Tendrement assoupis ensemble après l'amour et après s’être restaurés de fruits et de viande séchée, ils laissèrent les cris animaux crépusculaires chanter leurs louanges. Boro était un peu vieux pour elle, mais c’est de lui qu’elle préférait les caresses. Il avait le charme de l’inconnu et l’attrait du danger. Les garçons du village nourrissaient bien trop d’espoir après l’amour, entendant bien de l’enfermer en leur sein pour toujours. Boro n’était pas comme eux. Le marchand itinérant ne s’embarrassait pas de sentiment, ni d’ailleurs de beaucoup de paroles, n’avait pour propriété que sa liberté et respectait de fait pareillement la sienne.
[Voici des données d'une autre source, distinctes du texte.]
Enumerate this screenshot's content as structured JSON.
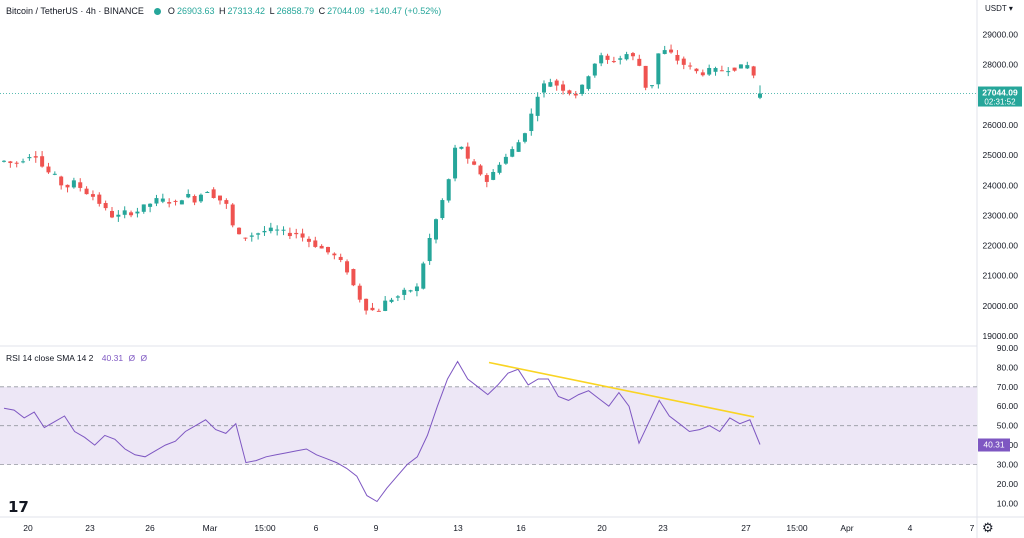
{
  "header": {
    "symbol": "Bitcoin / TetherUS · 4h · BINANCE",
    "o_label": "O",
    "o": "26903.63",
    "h_label": "H",
    "h": "27313.42",
    "l_label": "L",
    "l": "26858.79",
    "c_label": "C",
    "c": "27044.09",
    "change": "+140.47 (+0.52%)"
  },
  "currency_label": "USDT",
  "price_axis": {
    "ticks": [
      "29000.00",
      "28000.00",
      "27000.00",
      "26000.00",
      "25000.00",
      "24000.00",
      "23000.00",
      "22000.00",
      "21000.00",
      "20000.00",
      "19000.00"
    ],
    "last_price": "27044.09",
    "countdown": "02:31:52",
    "ylim": [
      18700,
      29550
    ]
  },
  "rsi_header": {
    "label": "RSI 14 close SMA 14 2",
    "value": "40.31",
    "extra1": "Ø",
    "extra2": "Ø"
  },
  "rsi_axis": {
    "ticks": [
      "90.00",
      "80.00",
      "70.00",
      "60.00",
      "50.00",
      "40.00",
      "30.00",
      "20.00",
      "10.00"
    ],
    "last_value": "40.31",
    "band": [
      30,
      70
    ],
    "mid": 50,
    "ylim": [
      3,
      91
    ]
  },
  "time_axis": [
    "20",
    "23",
    "26",
    "Mar",
    "15:00",
    "6",
    "9",
    "13",
    "16",
    "20",
    "23",
    "27",
    "15:00",
    "Apr",
    "4",
    "7"
  ],
  "colors": {
    "up": "#26a69a",
    "down": "#ef5350",
    "rsi": "#7e57c2",
    "trend": "#f9d423",
    "band": "#ede7f6"
  },
  "chart_data": [
    {
      "type": "candlestick",
      "title": "Bitcoin / TetherUS · 4h · BINANCE",
      "interval": "4h",
      "ylim": [
        18700,
        29550
      ],
      "last": {
        "open": 26903.63,
        "high": 27313.42,
        "low": 26858.79,
        "close": 27044.09
      },
      "path_closes": [
        24800,
        24700,
        24900,
        25100,
        24500,
        24300,
        23900,
        24100,
        23800,
        23600,
        23200,
        22900,
        23100,
        23100,
        23300,
        23500,
        23500,
        23400,
        23700,
        23500,
        23900,
        23600,
        23400,
        22300,
        22300,
        22400,
        22500,
        22500,
        22400,
        22400,
        22200,
        22000,
        21800,
        21600,
        21200,
        20400,
        19900,
        19800,
        20200,
        20300,
        20500,
        20600,
        22000,
        23000,
        24000,
        25600,
        24800,
        24500,
        24100,
        24700,
        25000,
        25400,
        26000,
        27100,
        27500,
        27300,
        27100,
        27000,
        27700,
        28300,
        28100,
        28200,
        28400,
        28000,
        26900,
        28500,
        28400,
        28100,
        27900,
        27700,
        27800,
        27800,
        27900,
        27900,
        28000,
        27044
      ]
    },
    {
      "type": "line",
      "title": "RSI 14 close SMA 14 2",
      "ylim": [
        3,
        91
      ],
      "values": [
        59,
        58,
        54,
        57,
        49,
        52,
        55,
        47,
        44,
        40,
        45,
        43,
        38,
        35,
        34,
        37,
        40,
        42,
        47,
        50,
        53,
        48,
        46,
        51,
        31,
        32,
        34,
        35,
        36,
        37,
        38,
        35,
        33,
        31,
        28,
        24,
        14,
        11,
        18,
        24,
        30,
        34,
        45,
        60,
        74,
        83,
        74,
        70,
        66,
        71,
        77,
        79,
        71,
        74,
        74,
        65,
        63,
        66,
        68,
        64,
        60,
        67,
        60,
        41,
        52,
        63,
        55,
        51,
        47,
        48,
        50,
        47,
        54,
        51,
        53,
        40.31
      ],
      "current": 40.31,
      "band": [
        30,
        70
      ],
      "trendline": {
        "from": 82.5,
        "to": 54.5
      }
    }
  ]
}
- Tu ne peux plus revenir ici, Ata. C’est la dernière fois. Dis aux tiens de fuir la rivière.
- Elle n’appartient à personne cette rivière, pas même à toi, opposa Shae.
- Tu ne comprends pas… Ils sont descendus jusqu’ici.
- Tu les as bien évités. Nous aussi savons être discrets.
- ¡ Burro de carga ! Ah oui ? Comme la première nuit où je suis tombé sur toi ? Tu dormais étendue sur la berge.
- Je ne dormais pas : c’était un piège que je te tendais, j’avais senti ta présence tout le jour.
- Je ne plaisante pas, tu sais, ma liberté est sous contrat.
- Comment ça ?
- Que crois-tu ? Que le marchandage de mes chasses les intéresse ?
- Alors tu marchande des esclaves avec les rafleurs maintenant. Tu me vendrais, moi ?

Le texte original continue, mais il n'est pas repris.